I'm becoming sure my mother was a child of a narcissist too, but never dealt with it. Instead, she married one, a much worse specimen. This was all she knew.
When she complained to others about anything at all, it was about how her mother wasn't getting her due credit. Her possibly narcissistic mother, who was living with us, was the one babysitting me when I wasn't going to daycare (although she thankfully made her husband take me with him on his daily meanderings through the city, which were the fun part of my childhood), and she didn't feel she was seen as important enough, what with my narcissistic father claiming me and controlling me completely, and his narcissistic mother agreeing to meet me for a photo-shoot of "look, we're taking our granddaughter to the park!"
(All these narcissists were just using me as prey, as a chessboard, as the territory they could fight over and claim. Who did the most for me? Who got to control me? Who was I supposed to be most grateful to? Dear God, I remember people telling me in whispers things that were supposed to make me love them more and be grateful to them more than the others. Well, I showed them. I didn't love any of them. I shut down. They all gave me the creeps. I became cold and emotionally reserved and cynical. Around them, anyway.)
It was still all about her mother. Who demanded her due. Rarely about her. Who got her baby basically taken away from her. She wasn't even allowed to nurse me. She tried, realized she had inverted nipples, and bought a nipple shield. My father, the engineer, who wouldn't let me touch a toy before he read the manual, then figured it out himself (playing with it on his own for a while), then gave me an hour-long tutorial, after which the toy would lose all its appeal, that insane technically minded man who read all the manuals in the world for everyone else, forgot to pierce a hole in the nipple shield. And this was only ascertained much later. And not by him. He claimed the baby, i.e. me, was too weak to nurse because she's starving, and that's why the nipple shield wasn't working. So he promptly bought a bottle and formula and "saved" me. He didn't forget to put a hole through the nipple of the bottle, interestingly enough. So he sabotaged our nursing relationship, like he sabotaged our every relationship from the very start.
But she didn't complain much about him appropriating me. She claimed to her friend that I'd "saved" her from the daily visits to her MIL. Because my father focused on me, he didn't pay the daily pilgrimages to his mother any more. It was cute when I first heard this. But now I resent it. I wasn't born to save anyone. If she wanted saving from her MIL, she should have refused to go. Or, better yet, she should have divorced that horrible woman's son. I was a baby and wasn't supposed to be saving family members from each other or be used as a pawn in their games. I needed saving myself.

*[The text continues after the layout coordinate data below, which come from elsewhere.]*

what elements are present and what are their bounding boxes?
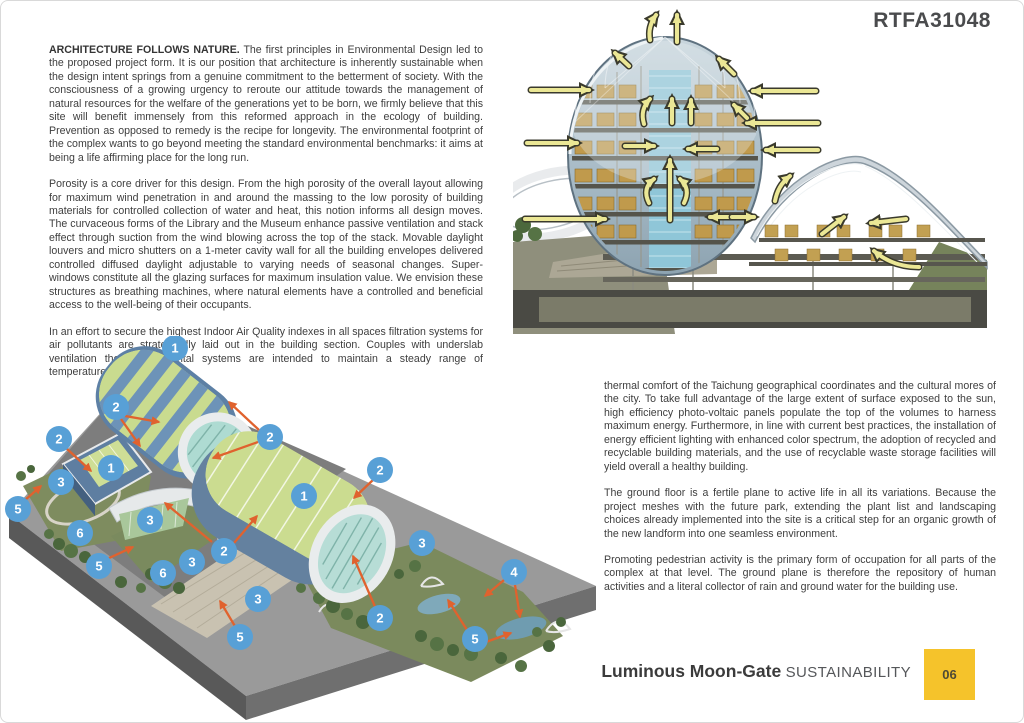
callout-number: 5 — [471, 632, 478, 647]
callout-number: 2 — [376, 463, 383, 478]
site-diagram-svg: 122213536235635123245 — [1, 336, 601, 723]
section-diagram-svg — [513, 4, 1021, 334]
callout-number: 6 — [159, 566, 166, 581]
callout-number: 4 — [510, 565, 518, 580]
site-diagram: 122213536235635123245 LEGEND 1.Photo-vol… — [1, 336, 601, 723]
callout-number: 3 — [418, 536, 425, 551]
callout-number: 1 — [107, 461, 114, 476]
footer: Luminous Moon-Gate SUSTAINABILITY 06 — [601, 649, 999, 701]
callout-number: 5 — [14, 502, 21, 517]
section-title: SUSTAINABILITY — [786, 664, 911, 681]
section-diagram — [513, 4, 1021, 334]
page-number: 06 — [942, 667, 956, 682]
callout-number: 3 — [146, 513, 153, 528]
paragraph-1-lead: ARCHITECTURE FOLLOWS NATURE. — [49, 44, 240, 56]
callout-number: 2 — [220, 544, 227, 559]
page-number-box: 06 — [924, 649, 975, 700]
callout-number: 5 — [95, 559, 102, 574]
callout-number: 3 — [57, 475, 64, 490]
callout-number: 3 — [188, 555, 195, 570]
callout-number: 3 — [254, 592, 261, 607]
callout-number: 1 — [300, 489, 307, 504]
callout-number: 1 — [171, 341, 178, 356]
callout-number: 2 — [55, 432, 62, 447]
paragraph-1-body: The first principles in Environmental De… — [49, 44, 483, 164]
ground-terrain — [513, 217, 987, 334]
paragraph-1: ARCHITECTURE FOLLOWS NATURE. The first p… — [49, 44, 483, 165]
right-text-column: thermal comfort of the Taichung geograph… — [604, 380, 996, 607]
document-page: RTFA31048 ARCHITECTURE FOLLOWS NATURE. T… — [0, 0, 1024, 723]
paragraph-4: thermal comfort of the Taichung geograph… — [604, 380, 996, 474]
callout-number: 5 — [236, 630, 243, 645]
callout-number: 6 — [76, 526, 83, 541]
paragraph-5: The ground floor is a fertile plane to a… — [604, 487, 996, 541]
callout-number: 2 — [266, 430, 273, 445]
paragraph-2: Porosity is a core driver for this desig… — [49, 178, 483, 313]
callout-number: 2 — [112, 400, 119, 415]
project-title: Luminous Moon-Gate — [601, 661, 781, 681]
paragraph-6: Promoting pedestrian activity is the pri… — [604, 554, 996, 594]
callout-number: 2 — [376, 611, 383, 626]
footer-title: Luminous Moon-Gate SUSTAINABILITY — [601, 661, 911, 682]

Then, she had "fleas" of her own. She was used to being constantly criticized and didn't mind being the butt of cruel jokes. But she had so much riding on appearances in front of others, appearances that were supposed to be kept up by me. Her mother was a lady and looks mattered to her, and my mother internalized this. Not just being pretty, no, you had to suffer in some way, wear uncomfortable clothes because they looked fancy and lady-like. I remember a horrible cap that hurt and itched and got etched into my forehead, and I kept taking it off, crying, but my mother kept putting it on, because it was pretty. There was the oft-told incident of how my mother spanked me into wearing a pretty dress that I didn't want to wear outside because I knew it meant No Playing, Just Posing. I remember being as old as nine and going for a walk with my mother and my cousin and having to be dressed nicely. When we got to the park, we started climbing trees, and my pants got dirty. We immediately had to leave, because I was "embarrassing" her, and she spanked me along the way (that wasn't embarrassing?) although we'd just come and my cousin had to come from another part of the city to go for a walk with us.
I remember having career counseling in elementary school. Part of it included aptitude tests and an interview with a psychologist. I was told I was "above average" and could do most things I liked. I was happy with that. My mother wasn't. She was a psychologist and actually went to the psychologist who tested me and got exact information from her. She shared my exact IQ, which she wheedled out of the psychologist, with me, in a concerned way. "It must be higher than that" she said worriedly. "They applied an adult scale on you, and you're just 14" she added. Until recently, no, to this day, at this very moment, I'm painfully embarrassed by my IQ of 133 on the Wechsler scale (which roughly corresponds to 153 on the Cattel scale)*. I feel utterly inadequate. I only recently did some googling and was surprised to discover it was in fact not that bad. Top 2%. Good enough for effing Mensa. Why wasn't she happy with that? Why wasn't that good enough for her? What would have been?